Clubbing Series The Warehouse Project Is Coming From Manchester’s Depot Mayfield to India’s Biggest Stages
Expect alternating lineups across Mumbai, Delhi and Bengaluru, combining genre-bending international artists with homegrown Indian talent.


Published : August 23, 2025 at 10:00 AM IST
A former railway depot in Manchester is filled with 10,000 people, lasers bouncing off the brick arches, the floor vibrating underfoot, and someone like Aphex Twin, Peggy Gou, or The Chemical Brothers at the decks, reshaping your concept of what a night out can be. That’s The Warehouse Project (or WHP). Since 2006, it’s been a kind of secular pilgrimage site for electronic music fans.
Now, in October 2025, WHP is packing its bags (and its subwoofers) for India. For one weekend only (October 24 to 26), it’ll take over Bengaluru, Mumbai, and Hyderabad with the same boundary-pushing ethos that’s made it Manchester’s most famous export after Oasis and Coronation Street.

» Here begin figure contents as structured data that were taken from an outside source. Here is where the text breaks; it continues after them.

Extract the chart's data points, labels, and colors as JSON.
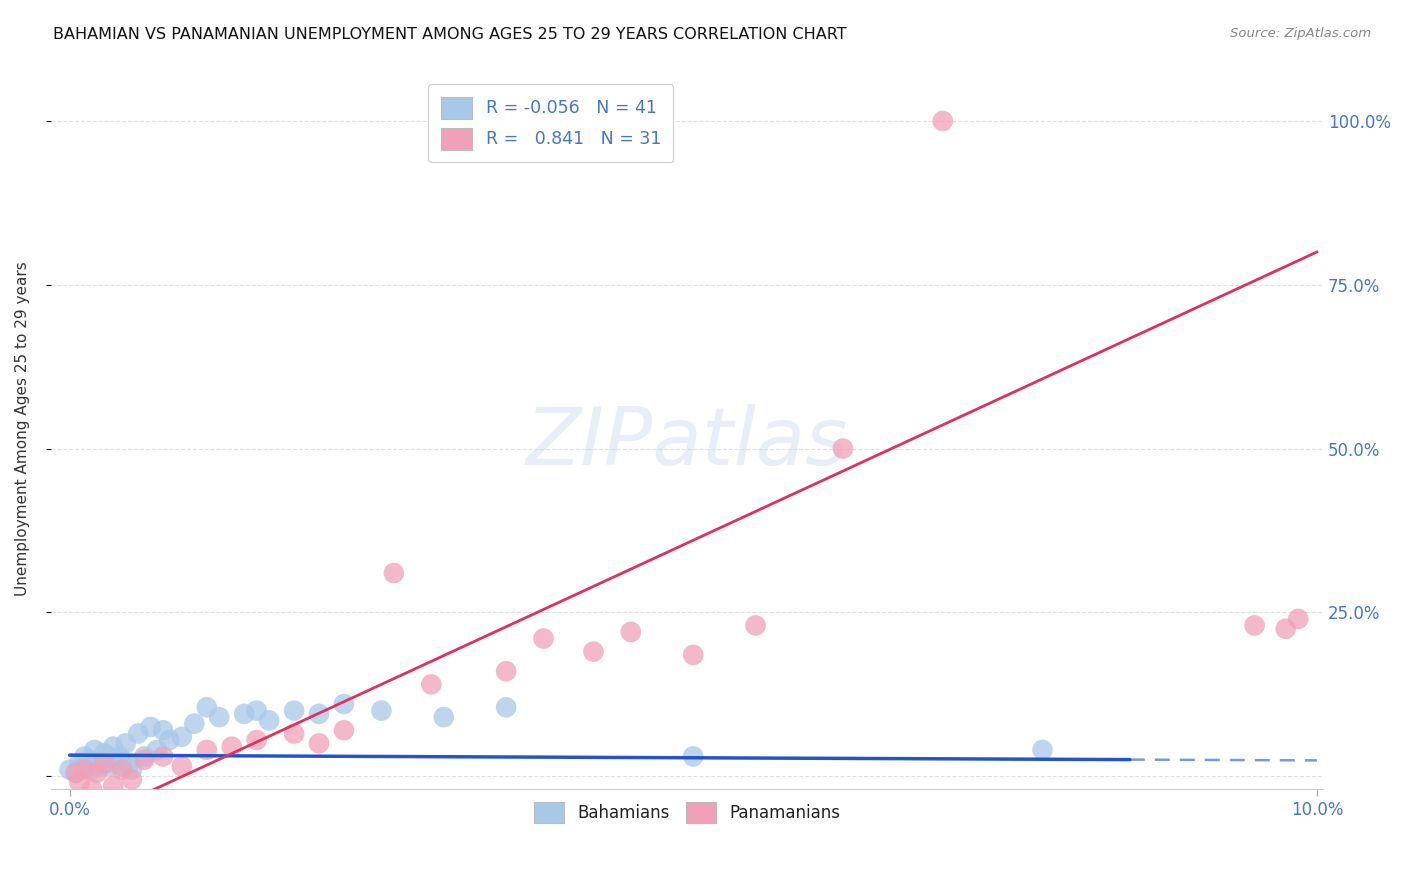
{
  "title": "BAHAMIAN VS PANAMANIAN UNEMPLOYMENT AMONG AGES 25 TO 29 YEARS CORRELATION CHART",
  "source": "Source: ZipAtlas.com",
  "ylabel": "Unemployment Among Ages 25 to 29 years",
  "xmin": 0.0,
  "xmax": 10.0,
  "ymin": -2.0,
  "ymax": 108.0,
  "xtick_positions": [
    0.0,
    10.0
  ],
  "xtick_labels": [
    "0.0%",
    "10.0%"
  ],
  "ytick_positions": [
    0,
    25,
    50,
    75,
    100
  ],
  "ytick_labels": [
    "",
    "25.0%",
    "50.0%",
    "75.0%",
    "100.0%"
  ],
  "blue_color": "#a8c8e8",
  "pink_color": "#f0a0b8",
  "blue_line_color": "#2255cc",
  "blue_line_dash_color": "#8899cc",
  "pink_line_color": "#e03060",
  "R_blue": -0.056,
  "N_blue": 41,
  "R_pink": 0.841,
  "N_pink": 31,
  "watermark_text": "ZIPatlas",
  "grid_color": "#dddddd",
  "axis_label_color": "#4477cc",
  "legend_text_color": "#4477cc",
  "blue_line_solid_end_x": 8.5,
  "blue_line_intercept": 3.2,
  "blue_line_slope": -0.08,
  "pink_line_intercept": -8.0,
  "pink_line_slope": 8.8,
  "blue_points_x": [
    0.0,
    0.05,
    0.08,
    0.1,
    0.12,
    0.15,
    0.18,
    0.2,
    0.22,
    0.25,
    0.28,
    0.3,
    0.32,
    0.35,
    0.38,
    0.4,
    0.42,
    0.45,
    0.48,
    0.5,
    0.55,
    0.6,
    0.65,
    0.7,
    0.75,
    0.8,
    0.9,
    1.0,
    1.1,
    1.2,
    1.4,
    1.5,
    1.6,
    1.8,
    2.0,
    2.2,
    2.5,
    3.0,
    3.5,
    7.8,
    5.0
  ],
  "blue_points_y": [
    1.0,
    0.5,
    2.0,
    1.5,
    3.0,
    2.5,
    1.0,
    4.0,
    2.0,
    1.5,
    3.5,
    2.0,
    1.5,
    4.5,
    2.5,
    3.0,
    1.5,
    5.0,
    2.0,
    1.0,
    6.5,
    3.0,
    7.5,
    4.0,
    7.0,
    5.5,
    6.0,
    8.0,
    10.5,
    9.0,
    9.5,
    10.0,
    8.5,
    10.0,
    9.5,
    11.0,
    10.0,
    9.0,
    10.5,
    4.0,
    3.0
  ],
  "pink_points_x": [
    0.05,
    0.08,
    0.12,
    0.18,
    0.22,
    0.28,
    0.35,
    0.42,
    0.5,
    0.6,
    0.75,
    0.9,
    1.1,
    1.3,
    1.5,
    1.8,
    2.0,
    2.2,
    2.6,
    2.9,
    3.5,
    3.8,
    4.2,
    4.5,
    5.0,
    5.5,
    6.2,
    7.0,
    9.5,
    9.75,
    9.85
  ],
  "pink_points_y": [
    0.5,
    -1.0,
    1.0,
    -2.0,
    0.5,
    2.0,
    -1.5,
    1.0,
    -0.5,
    2.5,
    3.0,
    1.5,
    4.0,
    4.5,
    5.5,
    6.5,
    5.0,
    7.0,
    31.0,
    14.0,
    16.0,
    21.0,
    19.0,
    22.0,
    18.5,
    23.0,
    50.0,
    100.0,
    23.0,
    22.5,
    24.0
  ]
}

Back home in the UK, WHP’s heart beats at Depot Mayfield, an abandoned railway warehouse turned cathedral of rave. Its season (running September through December) is basically the Christmas calendar for club kids. Over the years, everyone from Disclosure to Bonobo, Four Tet to Solomun, Skrillex to Annie Mac has played there. One week it’s techno royalty like Carl Cox, the next it’s Jamie xx teasing unreleased tracks, and the week after that it’s hometown heroes like Joy Orbison bringing things full circle. Manchester without WHP is like Manchester without chips and gravy: technically possible but wrong.
This October, WHP will land in India for the first time ever:
- Bengaluru – October 24 (Friday)
- Mumbai – October 25 (Saturday) & October 26 (Sunday)
- Hyderabad – October 26 (Sunday)
Tickets start at ₹1699, with group-of-four packages available (because WHP is best shared with your friends). They are live on The Warehouse Project website since August 21. Expect alternating lineups across the cities, combining WHP’s signature genre-bending international artists with homegrown Indian talent.
Mumbai will get two nights of chaos, while Bengaluru and Hyderabad get one-off blowouts; enough to make you remember why you started clubbing in the first place.
WHP isn’t just parachuting in for a few shows; it’s bringing an entire cultural moment with it. It’s the sound of Mancunian basements, Berlin warehouses, and Ibiza sunsets, filtered through whatever India’s night-time energy decides to throw back. It’s also recognition: India’s electronic music audience has grown from club corners and college festivals into a full-blown scene worthy of a WHP takeover.
So, prepare to lose your voice shouting over the bass.